Airport Improvements Underway

Already the runway has had critical fixes eliminating the worst dips and the FAA-required perimeter fencing has been completed, both paid for 90% with FAA grants. RFID card access is in place at the gates; issuance of cards and the development of the corresponding data base will occur soon. Readers installed at the access points emit sufficient signal to allow card reading over a distance of some feet, so you may not even have to hold the card out the window of your car. Repairs and refurbishing have been accomplished at the Terminal.

FAA grant funding has allowed the airport to let contracts for the first phase of apron reconstruction. Engineering work has been done, so it’s the actual construction that will start, probably before the end of the summer. Specifications call for rebuilding the apron with much more durable pavement and the airport layout must meet FAA specifications. You can see the new layout plan in the Terminal Building. Specifications call for wider taxiways, so we’ll lose some tiedown spaces, but may eventually make up the lost spaces in unused parts of the airport. The project will be phased, with aircraft moving to various parking spots as the paving progresses and each new phase begins. Airport closures will be minimal if they do become necessary.

Recognizing the need at PAO, the FAA has indicated that more grants will be authorized relatively soon. The City must come up with 10% matching money. Nevertheless, 90% is a very good deal—essentially making these projects fiscally feasible.

Financing the Airport

PAO is operated from an Enterprise Fund. That means that it is expected to provide for itself with no long-term impact to the City’s General Fund. However, due to lease commitments in place before April of this year limiting revenue and the need remedial work due to County’s deferred maintenance, the airport has relied on funds from the General Fund. With income up, this must now be returned as quickly as possible, while recognizing on-going operating and capital expenses. In the coming fiscal year (2018) $500,000 has been budgeted for this purpose. This will continue for about 3 years, until the General Fund has been repaid. The policy requiring the airport to fund itself and thus refund money borrowed from the General Fund is appropriate. One hears the objection to the airport “because the City is funding something only used for recreation by rich people.” This isn’t true, but it’s vital that the airport be in a position to refute this by maintaining the airport’s financial independence.

Operating staff is currently limited. The City has become reticent to add permanent staff, due to the large cost of retirement benefits called for in union contracts. There are currently four fulltime employ- ees and two part-time employees, each limited to 1000 hours per year. This may change next year.

Take Care for the Bay When Washing Your Plane And Refueling

Water used for plane washing now drains into storm drains and goes untreated into the bay.

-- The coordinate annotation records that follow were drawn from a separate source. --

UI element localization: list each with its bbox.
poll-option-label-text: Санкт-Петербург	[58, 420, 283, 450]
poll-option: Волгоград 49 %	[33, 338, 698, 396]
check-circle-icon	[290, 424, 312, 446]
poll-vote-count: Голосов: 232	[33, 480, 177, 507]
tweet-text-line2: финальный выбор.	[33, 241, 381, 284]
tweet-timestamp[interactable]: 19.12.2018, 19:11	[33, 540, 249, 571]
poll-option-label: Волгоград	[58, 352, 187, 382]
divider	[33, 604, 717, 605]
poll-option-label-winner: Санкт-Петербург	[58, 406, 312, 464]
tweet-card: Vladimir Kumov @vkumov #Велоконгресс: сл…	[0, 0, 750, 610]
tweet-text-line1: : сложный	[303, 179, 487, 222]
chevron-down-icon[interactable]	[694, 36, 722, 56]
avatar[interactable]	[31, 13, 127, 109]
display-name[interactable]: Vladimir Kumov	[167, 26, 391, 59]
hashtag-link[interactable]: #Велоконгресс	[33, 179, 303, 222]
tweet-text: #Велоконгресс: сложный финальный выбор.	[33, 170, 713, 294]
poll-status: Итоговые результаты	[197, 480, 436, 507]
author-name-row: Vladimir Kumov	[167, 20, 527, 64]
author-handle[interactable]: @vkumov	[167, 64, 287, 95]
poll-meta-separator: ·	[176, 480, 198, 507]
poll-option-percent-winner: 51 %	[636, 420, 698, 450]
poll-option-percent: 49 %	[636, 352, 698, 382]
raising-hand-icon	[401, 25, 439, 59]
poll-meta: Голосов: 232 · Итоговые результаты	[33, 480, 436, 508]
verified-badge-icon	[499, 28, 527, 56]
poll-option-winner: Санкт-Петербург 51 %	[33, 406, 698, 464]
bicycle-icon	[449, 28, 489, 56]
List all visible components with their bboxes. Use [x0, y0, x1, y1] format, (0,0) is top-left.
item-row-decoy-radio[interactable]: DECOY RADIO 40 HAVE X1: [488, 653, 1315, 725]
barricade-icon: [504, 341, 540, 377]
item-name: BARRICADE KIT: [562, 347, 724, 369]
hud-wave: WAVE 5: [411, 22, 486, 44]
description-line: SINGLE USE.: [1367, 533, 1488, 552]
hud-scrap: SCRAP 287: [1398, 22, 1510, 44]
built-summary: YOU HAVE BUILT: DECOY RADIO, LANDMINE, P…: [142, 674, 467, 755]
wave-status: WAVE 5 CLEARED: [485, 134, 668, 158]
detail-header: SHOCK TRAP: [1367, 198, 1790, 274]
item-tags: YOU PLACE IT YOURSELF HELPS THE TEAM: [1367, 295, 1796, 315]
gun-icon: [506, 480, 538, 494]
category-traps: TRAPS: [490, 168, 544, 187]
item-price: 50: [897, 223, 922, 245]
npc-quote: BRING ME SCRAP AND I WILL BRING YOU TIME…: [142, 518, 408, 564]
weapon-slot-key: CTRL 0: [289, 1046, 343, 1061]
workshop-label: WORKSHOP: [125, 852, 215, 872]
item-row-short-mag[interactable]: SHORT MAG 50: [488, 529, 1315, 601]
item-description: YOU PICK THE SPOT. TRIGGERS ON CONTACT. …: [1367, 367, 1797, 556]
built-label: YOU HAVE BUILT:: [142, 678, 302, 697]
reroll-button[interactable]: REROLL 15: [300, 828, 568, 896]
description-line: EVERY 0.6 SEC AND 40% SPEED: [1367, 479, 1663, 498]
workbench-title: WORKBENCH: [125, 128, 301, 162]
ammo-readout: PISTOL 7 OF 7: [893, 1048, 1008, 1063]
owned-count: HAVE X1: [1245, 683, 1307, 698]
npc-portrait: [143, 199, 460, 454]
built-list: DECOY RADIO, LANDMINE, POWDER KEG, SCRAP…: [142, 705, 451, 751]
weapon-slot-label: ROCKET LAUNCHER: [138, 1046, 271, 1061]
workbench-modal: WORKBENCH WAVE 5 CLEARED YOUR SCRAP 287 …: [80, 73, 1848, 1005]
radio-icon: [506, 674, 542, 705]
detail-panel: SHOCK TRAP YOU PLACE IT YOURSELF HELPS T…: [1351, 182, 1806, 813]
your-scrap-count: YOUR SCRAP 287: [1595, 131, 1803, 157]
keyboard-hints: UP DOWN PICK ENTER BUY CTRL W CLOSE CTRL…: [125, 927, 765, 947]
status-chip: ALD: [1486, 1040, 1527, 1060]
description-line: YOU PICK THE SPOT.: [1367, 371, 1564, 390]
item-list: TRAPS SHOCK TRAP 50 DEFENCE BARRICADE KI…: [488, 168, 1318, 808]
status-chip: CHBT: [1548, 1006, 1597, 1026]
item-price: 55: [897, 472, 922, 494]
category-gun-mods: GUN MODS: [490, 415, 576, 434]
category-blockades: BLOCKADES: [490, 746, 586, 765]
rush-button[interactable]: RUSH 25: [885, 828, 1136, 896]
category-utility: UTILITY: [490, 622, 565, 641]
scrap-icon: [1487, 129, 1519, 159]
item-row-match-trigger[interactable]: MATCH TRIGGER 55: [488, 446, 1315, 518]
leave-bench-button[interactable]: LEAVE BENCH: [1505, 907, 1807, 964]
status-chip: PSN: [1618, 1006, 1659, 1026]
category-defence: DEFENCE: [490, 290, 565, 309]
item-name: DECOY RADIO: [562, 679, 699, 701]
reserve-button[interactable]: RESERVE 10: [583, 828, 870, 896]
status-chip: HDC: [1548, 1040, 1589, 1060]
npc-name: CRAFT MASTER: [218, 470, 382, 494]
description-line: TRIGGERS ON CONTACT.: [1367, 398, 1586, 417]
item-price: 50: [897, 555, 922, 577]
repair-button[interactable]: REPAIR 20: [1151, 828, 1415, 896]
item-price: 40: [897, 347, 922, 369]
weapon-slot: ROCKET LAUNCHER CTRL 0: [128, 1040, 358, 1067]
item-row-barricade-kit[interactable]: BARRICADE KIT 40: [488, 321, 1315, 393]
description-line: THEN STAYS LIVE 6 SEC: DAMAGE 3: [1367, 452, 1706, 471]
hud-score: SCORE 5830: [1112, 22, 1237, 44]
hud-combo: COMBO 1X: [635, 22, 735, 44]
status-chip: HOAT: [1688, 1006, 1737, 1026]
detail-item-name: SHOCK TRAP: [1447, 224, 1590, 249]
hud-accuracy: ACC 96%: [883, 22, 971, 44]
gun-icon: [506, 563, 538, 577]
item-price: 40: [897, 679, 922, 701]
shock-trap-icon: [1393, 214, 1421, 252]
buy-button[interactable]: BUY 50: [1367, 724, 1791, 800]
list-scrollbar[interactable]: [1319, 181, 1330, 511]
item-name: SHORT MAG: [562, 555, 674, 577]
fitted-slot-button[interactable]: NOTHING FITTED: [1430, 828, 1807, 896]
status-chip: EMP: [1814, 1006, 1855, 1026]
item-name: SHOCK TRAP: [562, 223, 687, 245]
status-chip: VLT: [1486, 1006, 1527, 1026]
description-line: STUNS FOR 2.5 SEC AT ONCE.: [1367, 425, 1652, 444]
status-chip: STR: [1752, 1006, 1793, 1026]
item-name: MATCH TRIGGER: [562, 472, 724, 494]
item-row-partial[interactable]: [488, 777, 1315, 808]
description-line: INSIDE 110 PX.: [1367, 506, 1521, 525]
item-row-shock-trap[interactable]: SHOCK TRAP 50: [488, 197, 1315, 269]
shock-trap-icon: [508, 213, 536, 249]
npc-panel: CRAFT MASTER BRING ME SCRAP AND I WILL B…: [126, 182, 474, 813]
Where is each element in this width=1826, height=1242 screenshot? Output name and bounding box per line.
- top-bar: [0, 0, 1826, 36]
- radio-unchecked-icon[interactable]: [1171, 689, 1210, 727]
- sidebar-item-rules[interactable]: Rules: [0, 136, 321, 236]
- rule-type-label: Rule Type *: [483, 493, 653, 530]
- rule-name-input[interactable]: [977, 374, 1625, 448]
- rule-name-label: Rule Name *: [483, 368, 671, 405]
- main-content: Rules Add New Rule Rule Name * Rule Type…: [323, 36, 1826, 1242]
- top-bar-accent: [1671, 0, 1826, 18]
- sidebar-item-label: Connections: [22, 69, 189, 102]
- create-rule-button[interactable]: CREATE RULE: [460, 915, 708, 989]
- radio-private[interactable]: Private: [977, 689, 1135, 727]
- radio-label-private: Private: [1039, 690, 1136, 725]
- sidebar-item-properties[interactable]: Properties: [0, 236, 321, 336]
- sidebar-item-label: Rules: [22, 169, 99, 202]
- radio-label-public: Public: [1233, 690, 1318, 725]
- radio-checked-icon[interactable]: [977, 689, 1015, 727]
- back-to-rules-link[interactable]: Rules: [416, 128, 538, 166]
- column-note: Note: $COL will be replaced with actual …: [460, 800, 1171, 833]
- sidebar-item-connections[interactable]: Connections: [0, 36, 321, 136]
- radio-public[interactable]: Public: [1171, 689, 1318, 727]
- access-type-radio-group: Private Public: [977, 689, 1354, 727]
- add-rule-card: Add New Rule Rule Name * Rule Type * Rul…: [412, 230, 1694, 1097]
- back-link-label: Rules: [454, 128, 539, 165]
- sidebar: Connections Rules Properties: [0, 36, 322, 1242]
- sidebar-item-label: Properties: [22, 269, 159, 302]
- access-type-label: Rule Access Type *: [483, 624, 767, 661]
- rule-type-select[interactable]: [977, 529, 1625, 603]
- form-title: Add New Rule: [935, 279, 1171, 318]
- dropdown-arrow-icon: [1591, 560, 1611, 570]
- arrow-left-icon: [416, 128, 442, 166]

This means that care must be taken to avoid using chemicals or allowing oil to go into the drain. Biodegradable soap is the only thing that should be used other than water. Use the least amount that will get the job done. Clean up oil with disposable towels and throw them into the trash. A can is located at the wash rack. And of course we all should be returning sampled fuel back to the plane’s tanks using a GATTs jar of similar filtering container.

PAAA Needs Your Help

The PAAA has no paid staff, which means that dues are entirely spent for the benefit of the airport. But that does mean that we need volunteer help to accomplish our purpose. We need more board members to help share the load. Many hands make light work, so this is a chance to help out without adding too much to your busy life. The PAAA serves as your voice in airport matters and with Airport Day helps promote the value of the airport to the public. Meetings are held at noon on the first Monday of the month. This could be changed to better accommodate work requirements.

Please contact <> to discuss a possible board position. Enquiries welcome!

Please Fly Quietly

Summer’s here and windows are open; it’s a time to diligently follow low noise operating practices.